Why Is Observability So Hard?
Joe Reves, my friend and colleague, has a great metaphor illustrating why observability is a difficult nut to crack: Let’s imagine we want to create an app to help us navigate in our car from point A to point B.
In its simplest form, I’d create a static map showing my relative position via GPS. Updates would be few and far between because new roads don’t just pop out of thin air. Including alternate routes is a trivial matter because the roads are a fixed set of elements. My app could even present alternate routes based on road closures, assuming there’s reliable sources for the information. Monitoring those data streams is, after all, a “known unknown.” I may not know when a road will be closed, but I’m certain roads DO have problems, and so I can watch for this data.
But it’s never so simple. Getting from point A to point B quickly and efficiently means taking current traffic patterns into account.
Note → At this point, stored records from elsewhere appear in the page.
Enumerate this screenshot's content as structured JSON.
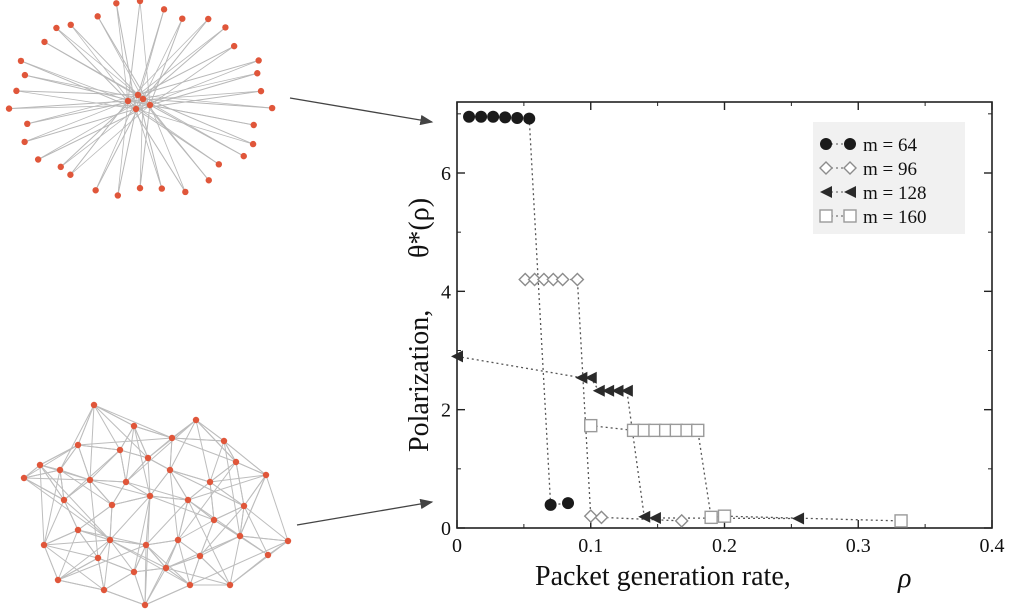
{
  "chart_data": {
    "type": "scatter",
    "title": "",
    "xlabel": "Packet generation rate,",
    "xlabel_symbol": "ρ",
    "ylabel": "Polarization,",
    "ylabel_symbol": "θ*(ρ)",
    "xlim": [
      0,
      0.4
    ],
    "ylim": [
      0,
      7.2
    ],
    "xticks": [
      0,
      0.1,
      0.2,
      0.3,
      0.4
    ],
    "xtick_labels": [
      "0",
      "0.1",
      "0.2",
      "0.3",
      "0.4"
    ],
    "yticks": [
      0,
      2,
      4,
      6
    ],
    "ytick_labels": [
      "0",
      "2",
      "4",
      "6"
    ],
    "grid": false,
    "legend_position": "top-right",
    "connector_style": "dotted",
    "series": [
      {
        "name": "m = 64",
        "marker": "circle-filled",
        "color": "#1a1a1a",
        "x": [
          0.009,
          0.018,
          0.027,
          0.036,
          0.045,
          0.054,
          0.07,
          0.083
        ],
        "y": [
          6.95,
          6.95,
          6.95,
          6.94,
          6.93,
          6.92,
          0.39,
          0.42
        ]
      },
      {
        "name": "m = 96",
        "marker": "diamond-open",
        "color": "#8c8c8c",
        "x": [
          0.051,
          0.058,
          0.065,
          0.072,
          0.079,
          0.09,
          0.1,
          0.108,
          0.168
        ],
        "y": [
          4.2,
          4.2,
          4.2,
          4.2,
          4.2,
          4.2,
          0.2,
          0.18,
          0.12
        ]
      },
      {
        "name": "m = 128",
        "marker": "triangle-left-filled",
        "color": "#2a2a2a",
        "x": [
          0.0,
          0.093,
          0.1,
          0.106,
          0.113,
          0.12,
          0.127,
          0.14,
          0.148,
          0.255
        ],
        "y": [
          2.9,
          2.54,
          2.54,
          2.32,
          2.32,
          2.32,
          2.32,
          0.19,
          0.17,
          0.16
        ]
      },
      {
        "name": "m = 160",
        "marker": "square-open",
        "color": "#9a9a9a",
        "x": [
          0.1,
          0.132,
          0.14,
          0.148,
          0.156,
          0.164,
          0.172,
          0.18,
          0.19,
          0.2,
          0.332
        ],
        "y": [
          1.73,
          1.65,
          1.65,
          1.65,
          1.65,
          1.65,
          1.65,
          1.65,
          0.18,
          0.2,
          0.12
        ]
      }
    ]
  },
  "networks": [
    {
      "kind": "star",
      "node_color": "#e0563a",
      "edge_color": "#b8b8b8"
    },
    {
      "kind": "random",
      "node_color": "#e0563a",
      "edge_color": "#bdbdbd"
    }
  ]
}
For this, you need to include GPS information from every other driver on the road; then filter for the cars who share my current route (whether or not their destination is the same or different); it also requires keeping track of cars on every alternate route, in case traffic patterns change and an alternate route becomes faster; and not just that, but watching the speed of all those individual not-my-car objects to determine if their relative speed slows down to a point where it might indicate a traffic jam or congestion; and much, much more.
What makes the whole thing orders of magnitude more challenging is this isn’t just happening for a single “user” who wants directions from point A to point B. All those individual cars want the same information, from their point of view, all at the same time.
Collecting such a large volume of information, parsing it, customizing it, and flagging potential “issues” (again, in this example it would be traffic jams, road closures, better routes, and more) is a mind-bogglingly complex set of computations.
I share all of this by way of showing how a “simple” navigation app is anything but; how it requires computing capability far exceeding the power on the humble phone in our pocket; how it involves the collection of wildly disparate sets of data, then processing the data, and finally presenting the graphically visualized data from an extremely particular point of view.
Just like observability.
Can a Router Be Observable?
The simple answer is “no.” Traditional infrastructure—from routers and switches to servers and IoT devices and extending even to operating systems—aren’t inherently observable. Why? Because we’re not Cisco (or Juniper, or Microsoft, or whoever the vendor is who created the system). When we experience an unanticipated failure mode not included in the existing streams of data, we can’t go modify the code to include more information.
This isn’t to say the industry isn’t trying to get there. OpenTelemetry, is an effort to wrap observability data in infrastructure devices. It should be noted there’s also the usual chaos of vendors developing their own competing standards and engaging in both marketing and development knife fights. Only time will show which standard or vision will win out.
In its current state, it’s certainly possible to apply observability concepts to traditional infrastructure devices and systems—collecting outbound data streams provided by the target systems; combining them into a single coherent view; applying software-based-analysis to bring unexpected events to the fore; and presenting the data we’re able to collect in a way that feels familiar to folks who use “real” observability solutions for software. But this is probably as close as we can get, and will get, until a common standard is adopted by all (or at least most) of the industry.